Prime Video is assembling a new space‑opera from the minds behind The Expanse, signaling a blend of political grit and galactic scope. The project reimagines The Captive’s War, a series by Daniel Abraham and Ty Franck, who also created The Expanse. They’ll be joined by showrunner Naren Shankar and director Breck Eisner as development continues.
The Captive’s War spans two novels and a short story, with a third volume planned to wrap the arc. That setup could sustain roughly three seasons, depending on how the adaptation expands the source material for television.
Andor and Mass Effect vibes in a new era of space opera
Early notes position the series as a space epic rooted in governance and colonization, while still venturing into large‑scale alien threat territory. The creative team aims to fuse Andor’s grounded, bureaucratic tension with Mass Effect’s broad, alien‑driven storytelling, while giving the show its own voice separate from The Expanse.
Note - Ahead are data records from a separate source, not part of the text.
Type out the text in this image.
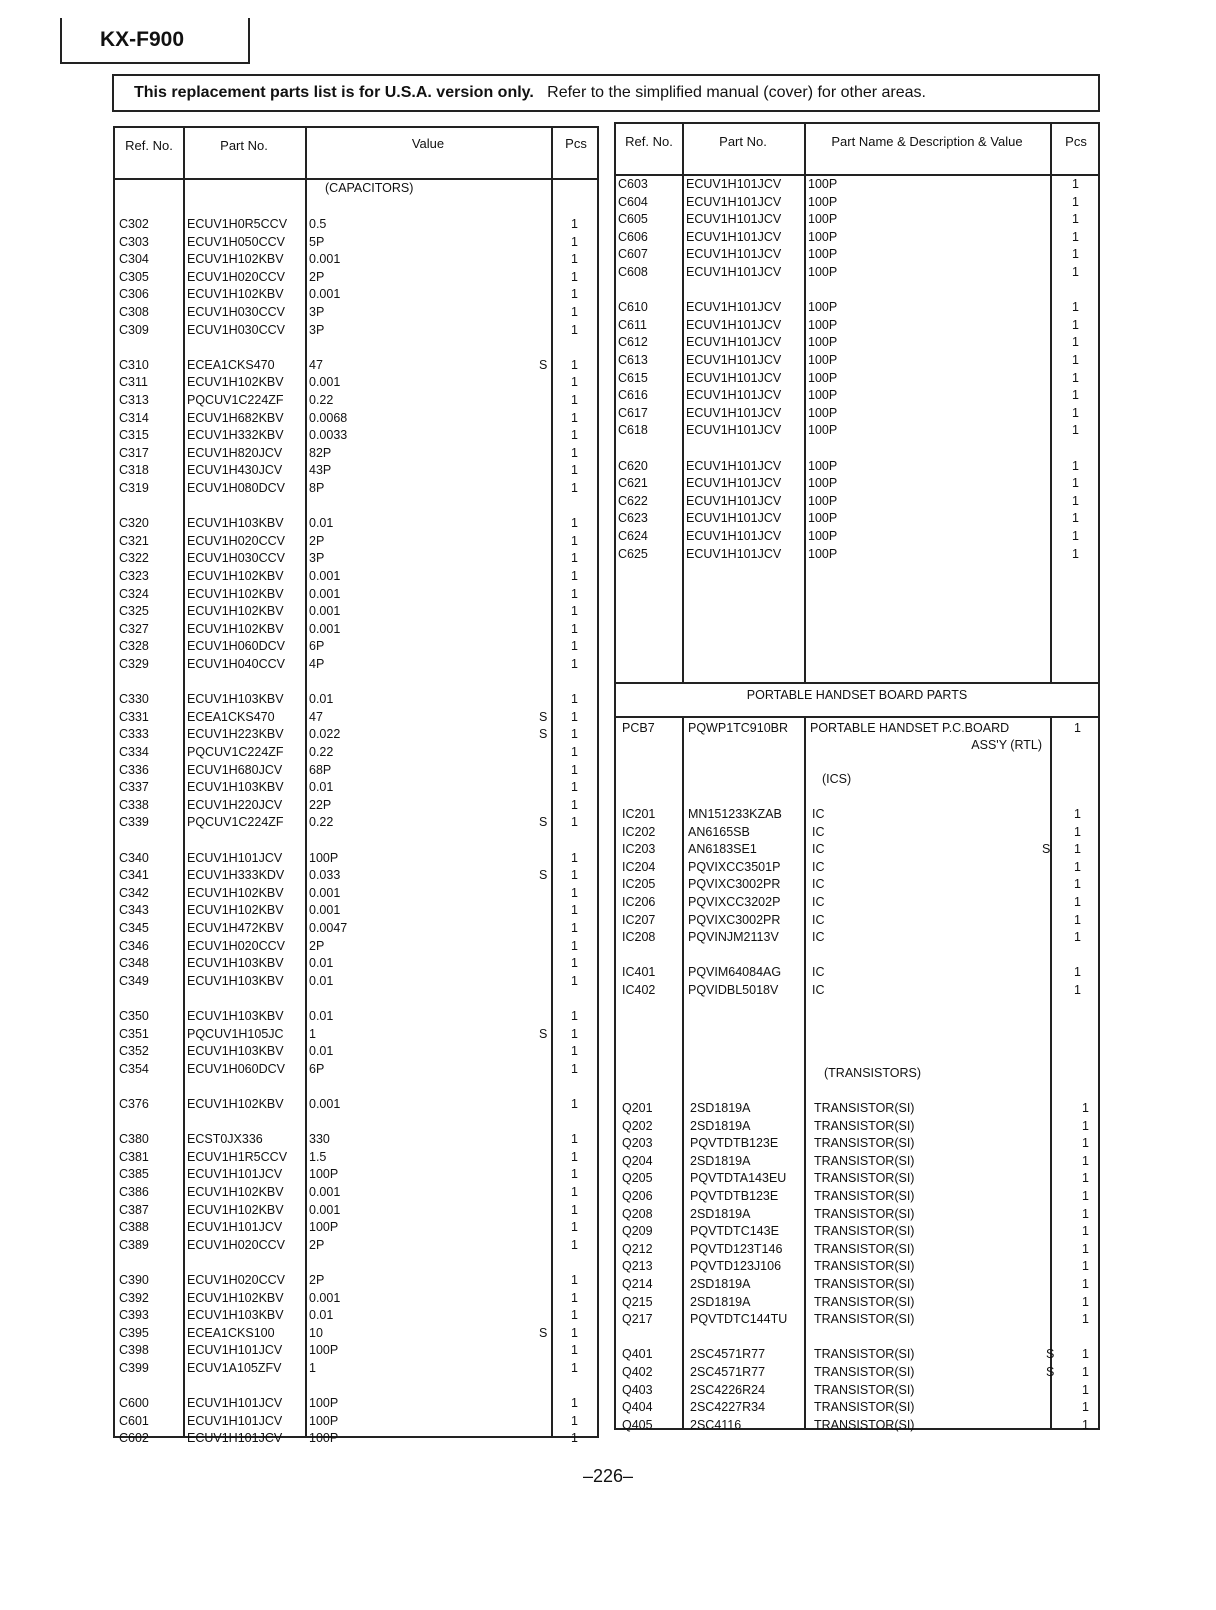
KX-F900
This replacement parts list is for U.S.A. version only. Refer to the simplified manual (cover) for other areas.
Ref. No.	Part No.	Value	Pcs
(CAPACITORS)
C302	ECUV1H0R5CCV 0.5	1
C303	ECUV1H050CCV 5P	1
C304	ECUV1H102KBV 0.001	1
C305	ECUV1H020CCV 2P	1
C306	ECUV1H102KBV 0.001	1
C308	ECUV1H030CCV 3P	1
C309	ECUV1H030CCV 3P	1
C310	ECEA1CKS470	47	S 1
C311	ECUV1H102KBV 0.001	1
C313	PQCUV1C224ZF 0.22	1
C314	ECUV1H682KBV 0.0068	1
C315	ECUV1H332KBV 0.0033	1
C317	ECUV1H820JCV 82P	1
C318	ECUV1H430JCV 43P	1
C319	ECUV1H080DCV 8P	1
C320	ECUV1H103KBV 0.01	1
C321	ECUV1H020CCV 2P	1
C322	ECUV1H030CCV 3P	1
C323	ECUV1H102KBV 0.001	1
C324	ECUV1H102KBV 0.001	1
C325	ECUV1H102KBV 0.001	1
C327	ECUV1H102KBV 0.001	1
C328	ECUV1H060DCV 6P	1
C329	ECUV1H040CCV 4P	1
C330	ECUV1H103KBV 0.01	1
C331	ECEA1CKS470	47	S 1
C333	ECUV1H223KBV 0.022	S 1
C334	PQCUV1C224ZF 0.22	1
C336	ECUV1H680JCV 68P	1
C337	ECUV1H103KBV 0.01	1
C338	ECUV1H220JCV 22P	1
C339	PQCUV1C224ZF 0.22	S 1
C340	ECUV1H101JCV 100P	1
C341	ECUV1H333KDV 0.033	S 1
C342	ECUV1H102KBV 0.001	1
C343	ECUV1H102KBV 0.001	1
C345	ECUV1H472KBV 0.0047	1
C346	ECUV1H020CCV 2P	1
C348	ECUV1H103KBV 0.01	1
C349	ECUV1H103KBV 0.01	1
C350	ECUV1H103KBV 0.01	1
C351	PQCUV1H105JC 1	S 1
C352	ECUV1H103KBV 0.01	1
C354	ECUV1H060DCV 6P	1
C376	ECUV1H102KBV 0.001	1
C380	ECST0JX336	330	1
C381	ECUV1H1R5CCV 1.5	1
C385	ECUV1H101JCV 100P	1
C386	ECUV1H102KBV 0.001	1
C387	ECUV1H102KBV 0.001	1
C388	ECUV1H101JCV 100P	1
C389	ECUV1H020CCV 2P	1
C390	ECUV1H020CCV 2P	1
C392	ECUV1H102KBV 0.001	1
C393	ECUV1H103KBV 0.01	1
C395	ECEA1CKS100	10	S 1
C398	ECUV1H101JCV 100P	1
C399	ECUV1A105ZFV 1	1
C600	ECUV1H101JCV 100P	1
C601	ECUV1H101JCV 100P	1
C602	ECUV1H101JCV 100P	1
Ref. No.	Part No.	Part Name & Description & Value	Pcs
C603	ECUV1H101JCV 100P	1
C604	ECUV1H101JCV 100P	1
C605	ECUV1H101JCV 100P	1
C606	ECUV1H101JCV 100P	1
C607	ECUV1H101JCV 100P	1
C608	ECUV1H101JCV 100P	1
C610	ECUV1H101JCV 100P	1
C611	ECUV1H101JCV 100P	1
C612	ECUV1H101JCV 100P	1
C613	ECUV1H101JCV 100P	1
C615	ECUV1H101JCV 100P	1
C616	ECUV1H101JCV 100P	1
C617	ECUV1H101JCV 100P	1
C618	ECUV1H101JCV 100P	1
C620	ECUV1H101JCV 100P	1
C621	ECUV1H101JCV 100P	1
C622	ECUV1H101JCV 100P	1
C623	ECUV1H101JCV 100P	1
C624	ECUV1H101JCV 100P	1
C625	ECUV1H101JCV 100P	1
PORTABLE HANDSET BOARD PARTS
PCB7	PQWP1TC910BR PORTABLE HANDSET P.C.BOARD	1
ASS'Y (RTL)
(ICS)
IC201	MN151233KZAB IC	1
IC202	AN6165SB	IC	1
IC203	AN6183SE1	IC	S 1
IC204	PQVIXCC3501P	IC	1
IC205	PQVIXC3002PR	IC	1
IC206	PQVIXCC3202P	IC	1
IC207	PQVIXC3002PR	IC	1
IC208	PQVINJM2113V	IC	1
IC401	PQVIM64084AG IC	1
IC402	PQVIDBL5018V	IC	1
(TRANSISTORS)
Q201	2SD1819A	TRANSISTOR(SI)	1
Q202	2SD1819A	TRANSISTOR(SI)	1
Q203	PQVTDTB123E	TRANSISTOR(SI)	1
Q204	2SD1819A	TRANSISTOR(SI)	1
Q205	PQVTDTA143EU TRANSISTOR(SI)	1
Q206	PQVTDTB123E	TRANSISTOR(SI)	1
Q208	2SD1819A	TRANSISTOR(SI)	1
Q209	PQVTDTC143E	TRANSISTOR(SI)	1
Q212	PQVTD123T146	TRANSISTOR(SI)	1
Q213	PQVTD123J106	TRANSISTOR(SI)	1
Q214	2SD1819A	TRANSISTOR(SI)	1
Q215	2SD1819A	TRANSISTOR(SI)	1
Q217	PQVTDTC144TU TRANSISTOR(SI)	1
Q401	2SC4571R77	TRANSISTOR(SI)	S 1
Q402	2SC4571R77	TRANSISTOR(SI)	S 1
Q403	2SC4226R24	TRANSISTOR(SI)	1
Q404	2SC4227R34	TRANSISTOR(SI)	1
Q405	2SC4116	TRANSISTOR(SI)	1
–226–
The Carryx and the tonal shift
Central to The Captive’s War is a potent alien power—the Carryx—whose might compels humanity to question what it means to survive and to remain human. Unlike The Expanse, which traded some personal stakes for interstellar politics, this adaptation is expected to emphasize intimate conflicts amid a wider science‑fiction backdrop.
If the execution lands, the series could carve out a distinct identity in Prime Video’s sci‑fi slate, while nodding to the influences of Andor and Mass Effect.